I can only assume there will have to be a tie-breaker involving a boerewors roll-eating competition.

Of course, all eyes will be on the New Zealand conference in which each team will play the other four teams in the conference and five teams in the Australian conference and four teams in one of the South African conferences (where three of the four teams in one conference are known - the other being a mystery), but then none of those teams in that conference the next year.

Then each team plays two more teams in its own conference, chosen by throwing all the names into a hat and having them drawn out during bingo night at the Ohaewai Tavern on the first Thursday of the month.

It is possible, under this system, for teams to actually find themselves drawn from the hat to play themselves, and they will be forced to field two teams, one wearing last season's away strip, in a match they can't lose but which carries no bonus points. It will be refereed by the players' mums.

And then there's the chance for Spain to host a team! Spain! The team will obviously be called the Plains and will play mainly in the rain.

Spain makes a great base for a Super Rugby side given that even the most casual observer of the Champions League can see that the appetite for football in this nation is on the wane, and at least 23 people are agitating for change. Last time I looked, that's all you need for a rugby team. It's simple mathematics people. Even I can figure that one out.

Across in Australia though there will be some difficulties. Granted, each of the teams in the Australian conference will, like the teams in the New Zealand conference, play each of the other teams in the Australian conference, before playing all five teams in the New Zealand conference and one of the conferences in the other division before choosing the two remaining in-conference games by pitting Wallaby players from each team against one another in a 4am milkshake drinking competition in a central-city McDonald's.

It all makes perfect sense to that point, but then it gets confusing, given ARU chief executive Bill Pulver will likely insist each of the games is played a week earlier than advised.

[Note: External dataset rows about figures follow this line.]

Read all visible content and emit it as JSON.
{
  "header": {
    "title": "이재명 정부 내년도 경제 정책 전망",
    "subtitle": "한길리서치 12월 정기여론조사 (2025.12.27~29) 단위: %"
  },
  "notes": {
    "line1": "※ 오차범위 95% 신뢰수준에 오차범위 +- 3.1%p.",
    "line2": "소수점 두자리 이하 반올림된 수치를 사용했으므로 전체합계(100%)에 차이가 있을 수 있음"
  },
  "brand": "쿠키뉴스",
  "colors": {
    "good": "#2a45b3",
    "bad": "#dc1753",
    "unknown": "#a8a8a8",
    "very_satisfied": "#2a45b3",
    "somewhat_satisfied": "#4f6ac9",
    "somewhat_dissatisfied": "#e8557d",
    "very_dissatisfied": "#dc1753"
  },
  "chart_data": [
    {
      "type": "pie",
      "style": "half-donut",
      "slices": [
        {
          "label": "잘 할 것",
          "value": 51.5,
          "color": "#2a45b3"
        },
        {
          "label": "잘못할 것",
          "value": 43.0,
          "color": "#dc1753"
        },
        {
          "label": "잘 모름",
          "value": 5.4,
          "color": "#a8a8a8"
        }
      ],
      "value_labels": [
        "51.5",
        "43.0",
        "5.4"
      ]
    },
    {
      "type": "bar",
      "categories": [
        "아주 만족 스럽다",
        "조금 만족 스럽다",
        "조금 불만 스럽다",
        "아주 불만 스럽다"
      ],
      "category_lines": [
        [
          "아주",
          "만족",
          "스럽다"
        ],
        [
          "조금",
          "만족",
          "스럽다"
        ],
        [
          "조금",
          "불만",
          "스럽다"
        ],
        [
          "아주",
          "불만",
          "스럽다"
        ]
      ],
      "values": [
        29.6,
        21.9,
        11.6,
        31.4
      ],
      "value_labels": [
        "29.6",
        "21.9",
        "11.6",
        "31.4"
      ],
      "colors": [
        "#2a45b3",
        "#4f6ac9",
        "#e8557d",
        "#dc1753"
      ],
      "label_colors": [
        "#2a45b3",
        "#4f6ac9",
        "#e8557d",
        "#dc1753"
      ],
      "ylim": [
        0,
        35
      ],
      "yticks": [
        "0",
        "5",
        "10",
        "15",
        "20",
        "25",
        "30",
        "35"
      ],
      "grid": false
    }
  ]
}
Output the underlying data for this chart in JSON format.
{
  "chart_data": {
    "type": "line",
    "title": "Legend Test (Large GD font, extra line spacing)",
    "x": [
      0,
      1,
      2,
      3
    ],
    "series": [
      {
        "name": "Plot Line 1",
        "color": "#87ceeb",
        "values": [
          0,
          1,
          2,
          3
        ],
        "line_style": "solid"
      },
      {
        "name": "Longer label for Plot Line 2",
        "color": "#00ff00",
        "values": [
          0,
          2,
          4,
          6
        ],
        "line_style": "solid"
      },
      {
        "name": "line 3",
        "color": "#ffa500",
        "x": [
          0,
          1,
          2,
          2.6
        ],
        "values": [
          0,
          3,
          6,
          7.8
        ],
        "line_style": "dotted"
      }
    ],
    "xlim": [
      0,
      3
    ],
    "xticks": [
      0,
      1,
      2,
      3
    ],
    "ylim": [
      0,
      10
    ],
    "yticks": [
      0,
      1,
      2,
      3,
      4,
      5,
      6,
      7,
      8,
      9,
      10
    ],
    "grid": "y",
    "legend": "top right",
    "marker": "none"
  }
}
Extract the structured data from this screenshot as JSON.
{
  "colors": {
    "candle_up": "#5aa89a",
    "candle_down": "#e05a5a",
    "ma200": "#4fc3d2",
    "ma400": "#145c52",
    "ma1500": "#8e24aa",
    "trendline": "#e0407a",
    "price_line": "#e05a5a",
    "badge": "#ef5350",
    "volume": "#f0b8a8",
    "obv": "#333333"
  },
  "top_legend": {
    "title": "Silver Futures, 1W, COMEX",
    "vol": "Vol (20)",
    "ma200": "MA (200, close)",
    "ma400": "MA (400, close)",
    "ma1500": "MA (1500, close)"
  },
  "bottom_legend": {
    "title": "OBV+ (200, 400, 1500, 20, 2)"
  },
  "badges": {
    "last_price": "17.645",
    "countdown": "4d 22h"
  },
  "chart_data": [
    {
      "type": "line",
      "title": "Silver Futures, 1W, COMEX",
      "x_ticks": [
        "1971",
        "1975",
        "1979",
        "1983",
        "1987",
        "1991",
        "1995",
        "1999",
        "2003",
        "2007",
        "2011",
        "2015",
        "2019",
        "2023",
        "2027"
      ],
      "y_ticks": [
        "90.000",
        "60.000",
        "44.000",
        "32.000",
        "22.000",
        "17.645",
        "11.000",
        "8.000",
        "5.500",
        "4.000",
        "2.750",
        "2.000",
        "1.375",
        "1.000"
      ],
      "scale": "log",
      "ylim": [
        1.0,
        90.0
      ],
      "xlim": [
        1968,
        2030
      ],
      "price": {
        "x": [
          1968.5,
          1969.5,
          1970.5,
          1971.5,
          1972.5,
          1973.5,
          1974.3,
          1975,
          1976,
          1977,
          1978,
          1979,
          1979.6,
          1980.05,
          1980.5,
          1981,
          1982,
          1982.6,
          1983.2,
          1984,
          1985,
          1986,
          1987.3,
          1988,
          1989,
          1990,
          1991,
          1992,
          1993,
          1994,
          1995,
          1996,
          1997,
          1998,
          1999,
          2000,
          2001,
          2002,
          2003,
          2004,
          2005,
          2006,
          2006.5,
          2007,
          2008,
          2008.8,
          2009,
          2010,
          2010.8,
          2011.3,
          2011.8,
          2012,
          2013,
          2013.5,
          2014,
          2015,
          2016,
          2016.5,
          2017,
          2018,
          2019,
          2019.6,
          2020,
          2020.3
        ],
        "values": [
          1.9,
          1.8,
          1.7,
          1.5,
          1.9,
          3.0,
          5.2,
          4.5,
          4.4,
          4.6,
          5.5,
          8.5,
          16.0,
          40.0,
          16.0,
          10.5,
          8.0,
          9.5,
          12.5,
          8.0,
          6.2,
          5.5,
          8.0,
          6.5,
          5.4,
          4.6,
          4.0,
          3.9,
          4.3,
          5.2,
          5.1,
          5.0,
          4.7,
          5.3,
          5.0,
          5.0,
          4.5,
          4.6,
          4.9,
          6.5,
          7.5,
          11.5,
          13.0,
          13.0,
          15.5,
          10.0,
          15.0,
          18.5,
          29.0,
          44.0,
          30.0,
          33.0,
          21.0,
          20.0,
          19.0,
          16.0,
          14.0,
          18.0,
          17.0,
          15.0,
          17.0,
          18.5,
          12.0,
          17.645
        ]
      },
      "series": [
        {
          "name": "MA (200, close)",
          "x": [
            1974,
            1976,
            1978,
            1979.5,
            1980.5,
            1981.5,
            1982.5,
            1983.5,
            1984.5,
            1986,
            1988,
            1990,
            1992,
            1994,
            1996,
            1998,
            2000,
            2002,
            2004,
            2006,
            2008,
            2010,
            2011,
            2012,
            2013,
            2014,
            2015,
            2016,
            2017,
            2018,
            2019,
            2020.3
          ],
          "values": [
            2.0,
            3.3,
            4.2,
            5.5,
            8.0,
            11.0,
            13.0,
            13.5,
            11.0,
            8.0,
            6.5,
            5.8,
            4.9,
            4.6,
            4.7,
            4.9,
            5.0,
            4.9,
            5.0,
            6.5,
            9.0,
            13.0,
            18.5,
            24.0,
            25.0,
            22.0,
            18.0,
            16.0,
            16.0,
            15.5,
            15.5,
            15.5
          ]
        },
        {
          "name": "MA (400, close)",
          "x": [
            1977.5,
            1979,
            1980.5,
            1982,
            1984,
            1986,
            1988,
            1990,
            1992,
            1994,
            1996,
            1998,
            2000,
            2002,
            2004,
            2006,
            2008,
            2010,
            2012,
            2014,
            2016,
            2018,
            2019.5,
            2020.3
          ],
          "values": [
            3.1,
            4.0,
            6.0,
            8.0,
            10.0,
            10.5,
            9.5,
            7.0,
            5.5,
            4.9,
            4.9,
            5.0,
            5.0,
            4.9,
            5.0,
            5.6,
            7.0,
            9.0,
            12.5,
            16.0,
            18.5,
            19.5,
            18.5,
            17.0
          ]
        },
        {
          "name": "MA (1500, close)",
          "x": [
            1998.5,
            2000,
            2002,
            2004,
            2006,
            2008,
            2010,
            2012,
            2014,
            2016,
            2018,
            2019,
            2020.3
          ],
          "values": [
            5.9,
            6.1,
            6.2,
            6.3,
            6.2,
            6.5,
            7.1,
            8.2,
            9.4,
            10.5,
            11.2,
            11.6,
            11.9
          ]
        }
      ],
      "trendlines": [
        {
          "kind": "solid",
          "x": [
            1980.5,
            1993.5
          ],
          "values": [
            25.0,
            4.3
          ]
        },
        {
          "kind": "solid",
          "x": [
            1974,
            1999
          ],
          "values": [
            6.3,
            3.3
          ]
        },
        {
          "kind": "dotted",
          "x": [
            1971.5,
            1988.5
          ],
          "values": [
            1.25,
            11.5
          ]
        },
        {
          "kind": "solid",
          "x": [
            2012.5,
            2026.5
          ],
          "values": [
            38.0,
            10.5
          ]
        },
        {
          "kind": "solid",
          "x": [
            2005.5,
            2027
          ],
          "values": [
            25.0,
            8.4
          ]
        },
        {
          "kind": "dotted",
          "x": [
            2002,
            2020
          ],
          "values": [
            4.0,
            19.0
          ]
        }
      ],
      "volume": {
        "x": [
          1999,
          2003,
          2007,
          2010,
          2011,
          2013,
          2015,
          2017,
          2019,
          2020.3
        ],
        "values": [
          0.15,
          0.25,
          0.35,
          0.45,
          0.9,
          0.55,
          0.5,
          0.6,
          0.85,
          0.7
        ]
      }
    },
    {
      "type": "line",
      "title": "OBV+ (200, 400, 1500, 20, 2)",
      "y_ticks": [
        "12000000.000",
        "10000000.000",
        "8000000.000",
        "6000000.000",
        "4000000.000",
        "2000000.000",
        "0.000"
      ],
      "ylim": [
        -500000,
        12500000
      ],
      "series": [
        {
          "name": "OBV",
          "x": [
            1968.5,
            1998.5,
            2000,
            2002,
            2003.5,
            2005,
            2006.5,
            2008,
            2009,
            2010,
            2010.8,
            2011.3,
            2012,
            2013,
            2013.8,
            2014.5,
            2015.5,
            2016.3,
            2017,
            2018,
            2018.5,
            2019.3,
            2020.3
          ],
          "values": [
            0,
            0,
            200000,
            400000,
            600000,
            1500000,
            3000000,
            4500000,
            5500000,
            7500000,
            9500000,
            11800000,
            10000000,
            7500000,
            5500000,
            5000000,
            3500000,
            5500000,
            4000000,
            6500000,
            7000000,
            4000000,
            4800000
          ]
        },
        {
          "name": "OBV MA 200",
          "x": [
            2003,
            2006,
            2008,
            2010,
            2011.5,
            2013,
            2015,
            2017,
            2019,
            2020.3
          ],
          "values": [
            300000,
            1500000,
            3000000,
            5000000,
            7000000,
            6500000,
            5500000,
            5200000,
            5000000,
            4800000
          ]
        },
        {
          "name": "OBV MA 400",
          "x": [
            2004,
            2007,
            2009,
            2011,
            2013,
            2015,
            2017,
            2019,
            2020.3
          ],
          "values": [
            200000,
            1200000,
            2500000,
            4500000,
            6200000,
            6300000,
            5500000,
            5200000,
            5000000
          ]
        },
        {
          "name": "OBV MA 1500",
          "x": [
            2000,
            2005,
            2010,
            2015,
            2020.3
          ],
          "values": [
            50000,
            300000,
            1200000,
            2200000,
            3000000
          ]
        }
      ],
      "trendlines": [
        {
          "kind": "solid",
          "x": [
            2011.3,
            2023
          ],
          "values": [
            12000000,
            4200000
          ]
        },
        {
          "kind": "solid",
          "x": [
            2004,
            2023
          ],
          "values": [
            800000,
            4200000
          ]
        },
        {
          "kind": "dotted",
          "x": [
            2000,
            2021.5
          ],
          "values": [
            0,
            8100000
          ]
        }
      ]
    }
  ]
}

So there it is. I'm now on top of the whole expansion thing. It wasn't really that hard after all. All it takes is a bit of creative mathematics, and a complete faith in uneven equations. So let me charge my glass and raise a toast.

To player welfare.

Ground-breaking Brumbies?

Seems strange to think it but the Brumbies will be entering new territory when they face the Crusaders tomorrow night. The Australian franchise has never met the Crusaders at AMI Stadium at Addington. They may want to use the whole "first time for everything" theme to their advantage, considering no Australian or South African side has tasted victory since the venue was opened for round five action in 2012. The Crusaders have been defeated only three times in 18 games there - by the Hurricanes (twice) and the Chiefs.

Hypnosis gone wrong?

Seems there has been a lack of thorough investigation into the Chiefs' two-game losing streak. Having now gone down against the Crusaders and the Brumbies it has become obvious that the link has been staring everyone on the catatonic face all along, namely this could be a case of hypnosis gone wrong. We all know a hypnotist was in action at the ground on the evening of the Crusaders match. We are now almost certain the players may well have been caught in the crossfire. They certainly have looked very, very sleepy.

One for the Mule

Quade Cooper will be centre of attention this weekend as he runs out for his 100th cap for the Reds and good on the bloke. Wynne Gray's column yesterday was dead right - Quade is an entertainer and he deserves respect. Not so much of an entertainer, Chris King will line up for his 100th cap for the Highlanders and you have to hope his team mates will give it 100 per cent for the Mule. A great team man, Mule was denied a chance for 100 Southland caps when his contract was not renewed but now he'll have a hundy for the Highlanders instead.